Search code examples
pythonunixcsvcut

How to split csv files into multiple files using the delimiter? python


I have a tab delimited file as such:

this is a sentence. abb what is this foo bar. bev hello foo bar blah black sheep. abb

I could use cut -f1 and cut -f2 in unix terminal to split into two files:

this is a sentence.
what is this foo bar.
hello foo bar blah black sheep.

and:

abb
bev
abb

But is it possible to do the same in python? would it be faster?

I've been doing it as such:

[i.split('\t')[0] for i in open('in.txt', 'r')]

Solution

  • But is it possible to do the same in python?

    yes you can:

    l1, l2 = [[],[]]
    
    with open('in.txt', 'r') as f:
        for i in f:
            # will loudly fail if more than two columns on a line
            left, right = i.split('\t')
            l1.append(left)
            l2.append(right)
    
    print("\n".join(l1))
    print("\n".join(l2))
    

    would it be faster?

    it's not likely, cut is a C program that is optimized towards that kind of processing, python is a general purpose language which has a great flexibility, but is not necessarily fast.

    Though, the only advantage you may get by working with an algorithm such as the one I wrote, is that you read the file only once, whereas with cut, you're reading it twice. That could make the difference.

    Though we'd need to run some benchmarking to be 100%.
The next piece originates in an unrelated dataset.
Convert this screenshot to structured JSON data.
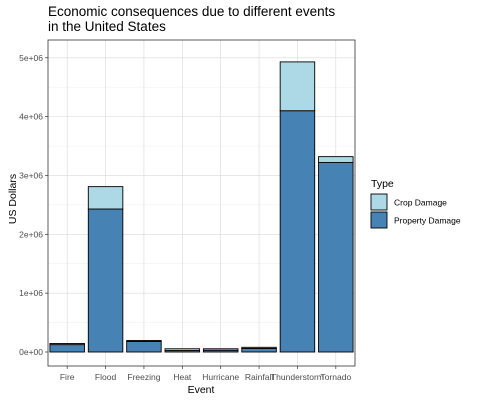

    Here's a small benchmark, on my laptop, for what it's worth:

    >>> timeit.timeit(stmt=lambda: t("file_of_606251_lines"), number=1)
    1.393364901014138
    

    vs

    % time cut -d' ' -f1 file_of_606251_lines > /dev/null
    cut -d' ' -f1 file_of_606251_lines > /dev/null  0.74s user 0.02s system 98% cpu 0.775 total
    % time cut -d' ' -f2 file_of_606251_lines > /dev/null
    cut -d' ' -f2 file_of_606251_lines > /dev/null  1.18s user 0.02s system 99% cpu 1.215 total
    

    which is 1.990 seconds.

    So the python version is indeed faster, as expected ;-)